Where pellet implants, injections, and shortcuts go wrong
Hormone pellet implants and high-dose injections promise convenience: no daily pill, no patch changes. The cost is loss of control. If a patient develops breast tenderness, mood swings, or elevated hematocrit on a pellet, the drug is already under the skin for months. I have managed women whose testosterone levels were three to four times the desired female range for more than six months after pellets. That is a hard detour to reverse. A safer version of convenience is a transdermal patch for estrogen and capsules for progesterone, both of which can be titrated week to week if needed.
How to think about bioidentical hormones without the hype
Bioidentical hormones like 17-beta estradiol and micronized progesterone match molecules the body produces. Many FDA-approved options use these molecules. That is the bioidentical most women want, not a bespoke compounded cream with unverified potency. Compounded bioidentical hormones enter the picture when a very specific dose or combination is clinically required. If you pursue compounded therapy, work with a hormone specialist or endocrinologist who can coordinate hormone testing and treatment, document symptom changes, and keep a tight feedback loop. The endgame is not a specific brand, it is steady symptom control and minimized risk.
Special notes for complex histories
Autoimmune disease, migraine, prior gestational diabetes, and thyroid disease each add wrinkles.
Migraine with aura increases stroke risk independent of hormones. If HRT is used, transdermal low-dose estradiol is preferred, and some women feel better with continuous rather than cyclic progesterone to reduce hormonal swings.
Type 2 diabetes or metabolic syndrome raises baseline cardiovascular risk.
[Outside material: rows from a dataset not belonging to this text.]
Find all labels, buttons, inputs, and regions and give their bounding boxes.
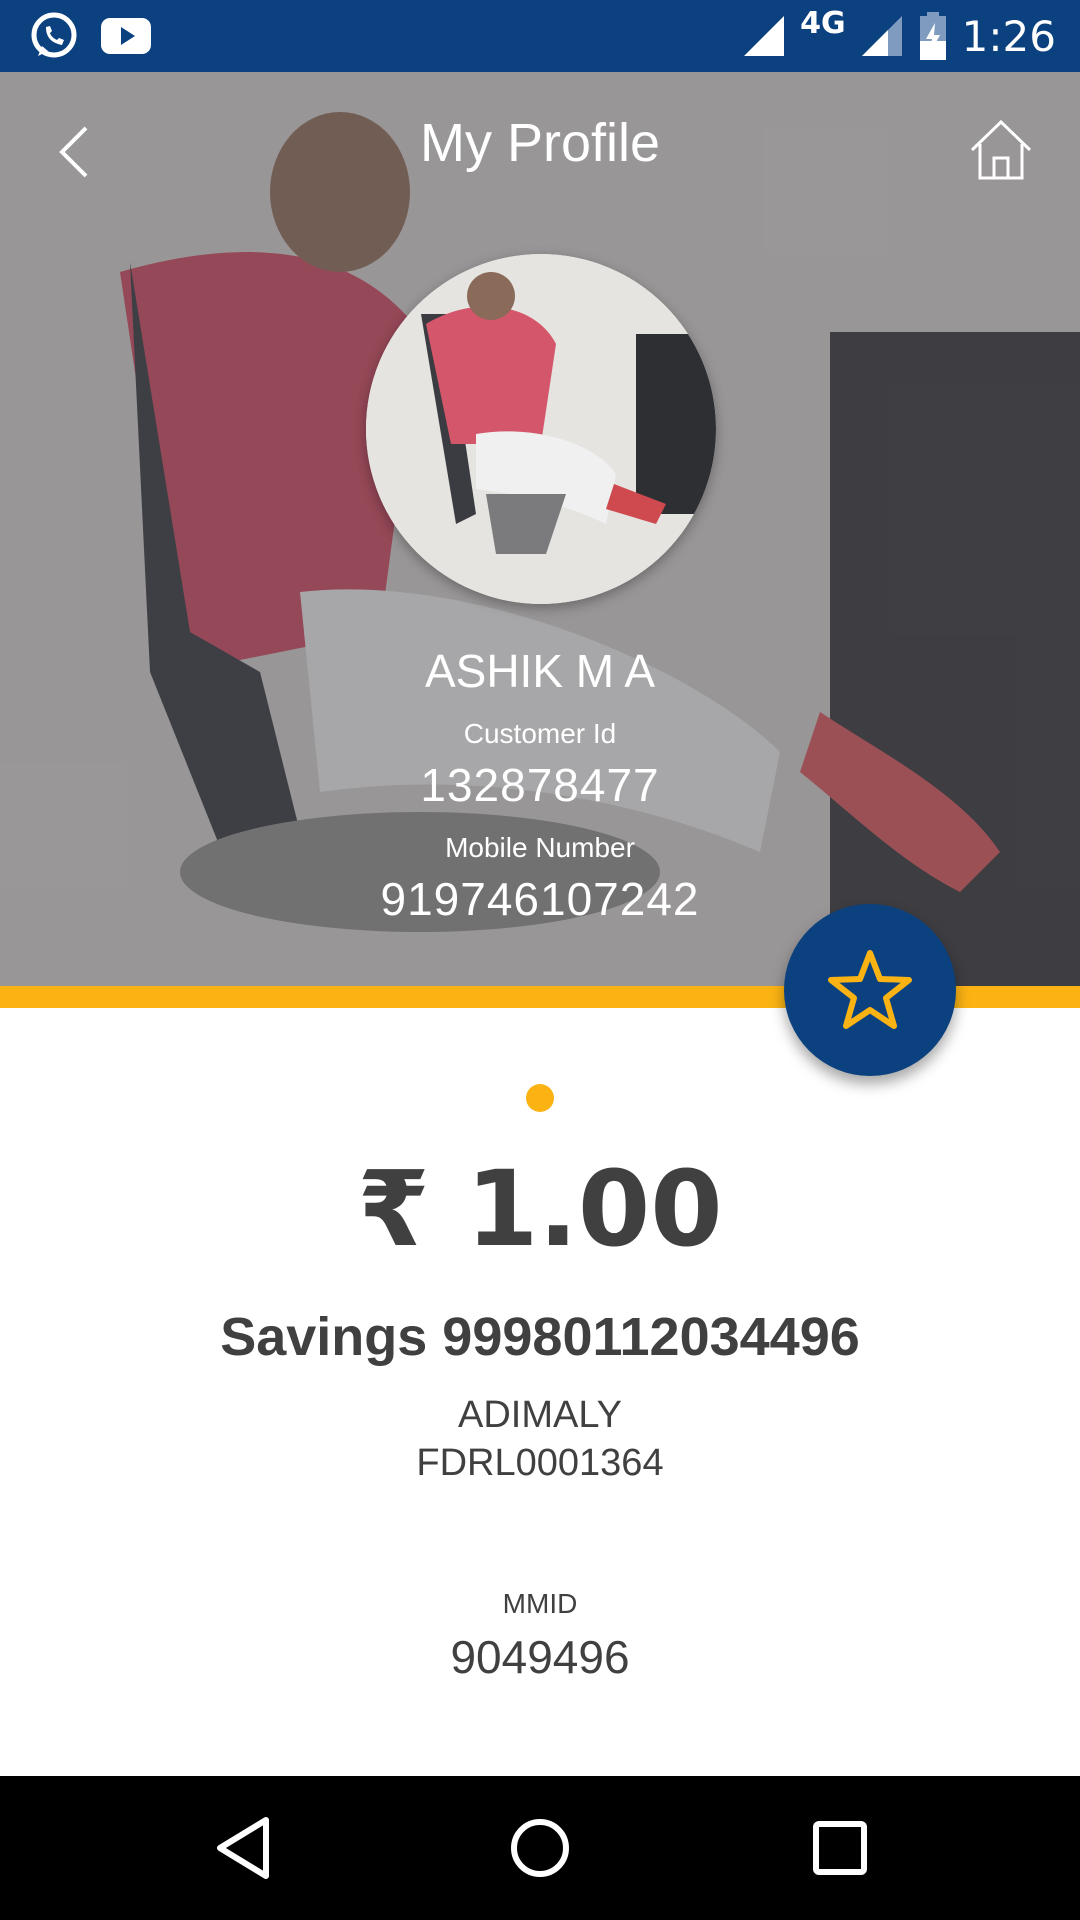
battery-charging-icon	[919, 12, 946, 60]
notification-icons	[28, 10, 152, 62]
signal-icon	[744, 16, 785, 56]
whatsapp-icon	[31, 12, 77, 58]
status-bar: 4G 1:26	[0, 0, 1080, 72]
triangle-back-icon	[217, 1817, 269, 1879]
square-recents-icon	[813, 1821, 867, 1875]
customer-id-label: Customer Id	[463, 718, 617, 749]
account-balance: ₹ 1.00	[357, 1148, 723, 1270]
home-button[interactable]	[968, 116, 1034, 182]
nav-home-button[interactable]	[504, 1812, 576, 1884]
page-indicator-dot[interactable]	[526, 1084, 554, 1112]
nav-recents-button[interactable]	[804, 1812, 876, 1884]
mobile-number-label: Mobile Number	[445, 832, 635, 863]
avatar-photo	[366, 254, 716, 604]
circle-home-icon	[511, 1819, 569, 1877]
page-title: My Profile	[419, 113, 661, 173]
customer-name: ASHIK M A	[424, 645, 656, 697]
youtube-icon	[101, 18, 151, 54]
avatar[interactable]	[366, 254, 716, 604]
network-type: 4G	[800, 5, 846, 41]
nav-back-button[interactable]	[206, 1812, 278, 1884]
star-icon	[828, 950, 912, 1029]
mmid-label: MMID	[502, 1588, 578, 1619]
ifsc-code: FDRL0001364	[416, 1442, 664, 1484]
system-status: 4G 1:26	[742, 0, 1056, 72]
clock: 1:26	[961, 11, 1056, 61]
home-icon	[970, 119, 1032, 180]
customer-id-value: 132878477	[420, 759, 660, 811]
favorite-button[interactable]	[784, 904, 956, 1076]
branch-name: ADIMALY	[457, 1394, 622, 1436]
signal-icon	[861, 16, 902, 56]
account-title: Savings 99980112034496	[220, 1307, 860, 1367]
system-navigation-bar	[0, 1776, 1080, 1920]
mmid-value: 9049496	[450, 1631, 630, 1683]
profile-header: My Profile ASHIK M A Customer Id 1328784…	[0, 72, 1080, 986]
Transdermal estrogen is usually the safer route, and attention to hormone therapy triglycerides matters. Interestingly, some women see improved insulin sensitivity with symptom control and better sleep, but I do not count on that to manage diabetes.
Hypothyroidism on levothyroxine can require a dose adjustment when starting oral estrogen because SHBG and thyroid binding globulin rise. Transdermal routes cause fewer binding changes, but I still check TSH 6 to 8 weeks after significant HRT changes.
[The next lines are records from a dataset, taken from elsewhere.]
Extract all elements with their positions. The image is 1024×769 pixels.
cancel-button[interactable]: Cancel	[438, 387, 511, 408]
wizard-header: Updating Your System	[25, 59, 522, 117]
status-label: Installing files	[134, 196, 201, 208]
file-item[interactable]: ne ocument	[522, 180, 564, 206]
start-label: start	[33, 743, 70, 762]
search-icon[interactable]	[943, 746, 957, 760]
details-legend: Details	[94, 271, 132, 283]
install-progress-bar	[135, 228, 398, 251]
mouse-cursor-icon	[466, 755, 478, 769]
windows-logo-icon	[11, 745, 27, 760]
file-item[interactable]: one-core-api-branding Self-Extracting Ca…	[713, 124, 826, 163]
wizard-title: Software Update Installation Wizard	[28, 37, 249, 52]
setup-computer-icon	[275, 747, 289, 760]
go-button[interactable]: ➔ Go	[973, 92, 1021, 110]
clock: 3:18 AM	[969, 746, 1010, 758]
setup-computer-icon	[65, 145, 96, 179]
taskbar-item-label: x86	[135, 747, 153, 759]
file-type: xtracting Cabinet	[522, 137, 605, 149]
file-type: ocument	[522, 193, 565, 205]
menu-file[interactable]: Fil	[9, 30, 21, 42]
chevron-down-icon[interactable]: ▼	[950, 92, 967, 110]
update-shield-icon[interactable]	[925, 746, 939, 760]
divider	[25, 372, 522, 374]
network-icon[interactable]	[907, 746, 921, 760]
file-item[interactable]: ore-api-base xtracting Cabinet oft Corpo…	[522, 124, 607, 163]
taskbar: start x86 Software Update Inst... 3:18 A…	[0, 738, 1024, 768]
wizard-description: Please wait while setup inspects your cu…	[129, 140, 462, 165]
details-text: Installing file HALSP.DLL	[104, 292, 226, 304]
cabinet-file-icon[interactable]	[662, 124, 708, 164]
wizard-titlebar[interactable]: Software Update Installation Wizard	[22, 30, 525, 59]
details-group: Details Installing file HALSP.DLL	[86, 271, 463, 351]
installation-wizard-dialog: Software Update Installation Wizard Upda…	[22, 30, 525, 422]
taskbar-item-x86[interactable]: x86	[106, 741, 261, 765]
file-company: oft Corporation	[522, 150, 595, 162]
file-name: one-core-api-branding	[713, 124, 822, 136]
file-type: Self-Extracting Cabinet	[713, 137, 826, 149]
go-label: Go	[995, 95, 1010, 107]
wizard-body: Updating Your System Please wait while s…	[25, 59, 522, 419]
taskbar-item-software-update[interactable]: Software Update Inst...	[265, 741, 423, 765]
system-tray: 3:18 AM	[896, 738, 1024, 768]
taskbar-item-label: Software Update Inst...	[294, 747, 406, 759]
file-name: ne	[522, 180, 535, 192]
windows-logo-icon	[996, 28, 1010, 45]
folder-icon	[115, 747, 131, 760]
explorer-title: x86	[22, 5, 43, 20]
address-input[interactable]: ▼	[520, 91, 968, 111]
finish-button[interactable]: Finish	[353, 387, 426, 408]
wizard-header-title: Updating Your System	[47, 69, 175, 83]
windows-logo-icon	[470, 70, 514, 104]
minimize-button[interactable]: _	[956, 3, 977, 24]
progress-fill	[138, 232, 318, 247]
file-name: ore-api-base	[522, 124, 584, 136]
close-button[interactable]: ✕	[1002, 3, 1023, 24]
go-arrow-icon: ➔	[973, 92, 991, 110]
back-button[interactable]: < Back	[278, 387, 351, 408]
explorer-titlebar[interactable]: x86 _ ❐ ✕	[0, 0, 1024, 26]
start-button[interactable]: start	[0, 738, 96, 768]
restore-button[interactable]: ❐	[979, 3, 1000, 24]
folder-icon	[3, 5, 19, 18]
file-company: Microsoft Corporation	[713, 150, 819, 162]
Cancer survivorship requires tailored decisions. Many estrogen receptor positive breast cancer survivors can use local vaginal estrogen safely in consultation with their oncology team. Systemic therapy is more constrained and usually avoided unless quality-of-life threats are severe and nonhormonal options have failed.
Building a plan you can live with
The best HRT plan fits into a patient’s life without constant friction. Here is a short checklist I use to align treatment with long-term health.
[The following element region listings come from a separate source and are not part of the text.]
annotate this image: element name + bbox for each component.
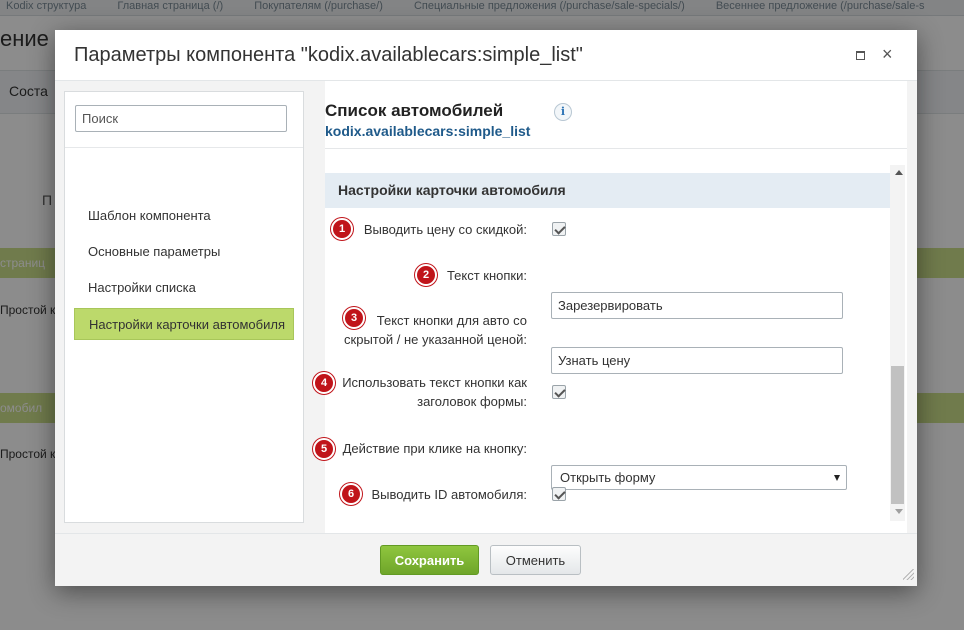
section-header: Настройки карточки автомобиля	[325, 173, 890, 208]
field-label-line: скрытой / не указанной ценой:	[344, 332, 527, 347]
field-label: Действие при клике на кнопку:	[342, 441, 527, 456]
field-label-line: Текст кнопки для авто со	[376, 313, 527, 328]
hidden-price-button-text-input[interactable]	[551, 347, 843, 374]
show-car-id-checkbox[interactable]	[552, 487, 566, 501]
component-code: kodix.availablecars:simple_list	[325, 123, 531, 139]
resize-handle-icon[interactable]	[903, 569, 914, 580]
step-badge: 2	[415, 264, 437, 286]
settings-content-panel: Список автомобилей kodix.availablecars:s…	[313, 81, 907, 533]
discount-price-checkbox[interactable]	[552, 222, 566, 236]
field-label: Выводить ID автомобиля:	[371, 487, 527, 502]
settings-nav-panel: Шаблон компонента Основные параметры Нас…	[64, 91, 304, 523]
field-label: Текст кнопки:	[446, 268, 527, 283]
maximize-icon[interactable]	[856, 51, 865, 60]
step-badge: 6	[340, 483, 362, 505]
info-icon[interactable]: i	[554, 103, 572, 121]
dialog-header[interactable]: Параметры компонента "kodix.availablecar…	[55, 30, 917, 81]
select-value: Открыть форму	[560, 470, 656, 485]
field-label: Использовать текст кнопки как заголовок …	[342, 373, 527, 411]
step-badge: 4	[313, 372, 335, 394]
field-label: Выводить цену со скидкой:	[363, 222, 527, 237]
field-label-line: заголовок формы:	[417, 394, 527, 409]
field-label: Текст кнопки для авто со скрытой / не ук…	[344, 311, 527, 349]
step-badge: 1	[331, 218, 353, 240]
scroll-down-icon[interactable]	[895, 509, 903, 514]
chevron-down-icon	[834, 475, 840, 481]
cancel-button[interactable]: Отменить	[490, 545, 581, 575]
scrollbar-thumb[interactable]	[891, 366, 904, 504]
close-icon[interactable]: ×	[882, 44, 893, 64]
step-badge: 5	[313, 438, 335, 460]
field-label-line: Использовать текст кнопки как	[342, 375, 527, 390]
save-button[interactable]: Сохранить	[380, 545, 479, 575]
nav-item-template[interactable]: Шаблон компонента	[74, 200, 294, 232]
dialog-title: Параметры компонента "kodix.availablecar…	[74, 44, 583, 66]
click-action-select[interactable]: Открыть форму	[551, 465, 847, 490]
component-title: Список автомобилей	[325, 101, 504, 120]
divider	[325, 148, 907, 149]
component-params-dialog: Параметры компонента "kodix.availablecar…	[55, 30, 917, 586]
scroll-up-icon[interactable]	[895, 170, 903, 175]
dialog-body: Шаблон компонента Основные параметры Нас…	[55, 81, 917, 533]
nav-item-main-params[interactable]: Основные параметры	[74, 236, 294, 268]
dialog-footer: Сохранить Отменить	[55, 533, 917, 586]
nav-item-list-settings[interactable]: Настройки списка	[74, 272, 294, 304]
nav-item-car-card-settings[interactable]: Настройки карточки автомобиля	[74, 308, 294, 340]
use-as-form-title-checkbox[interactable]	[552, 385, 566, 399]
button-text-input[interactable]	[551, 292, 843, 319]
divider	[65, 147, 303, 148]
search-input[interactable]	[75, 105, 287, 132]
- Clarify primary goals: sleep, hot flashes, sexual comfort, bone health, or mood Choose the safest effective route based on risk: often transdermal for systemic needs, local for urogenital Start low, then review symptoms at 4 to 8 weeks and adjust Keep screening current: mammogram, colon cancer screening, DEXA when indicated Reassess annually whether to continue, reduce dose, or transition to nonhormonal or local therapy
Hormone therapy for women after menopause is not a forever decision locked in at the first prescription. It is a living plan. Good care means revisiting the why, not just the what, and staying honest about changing risks as birthdays accumulate. Whether you work with an internist, gynecologist, or an endocrinologist experienced in hormone balance therapy, insist on a conversation that blends symptom relief with the long view. The aim is not maximal hormones or maximal restraint, it is a durable fit for the body you inhabit now and the health you want over the next decade.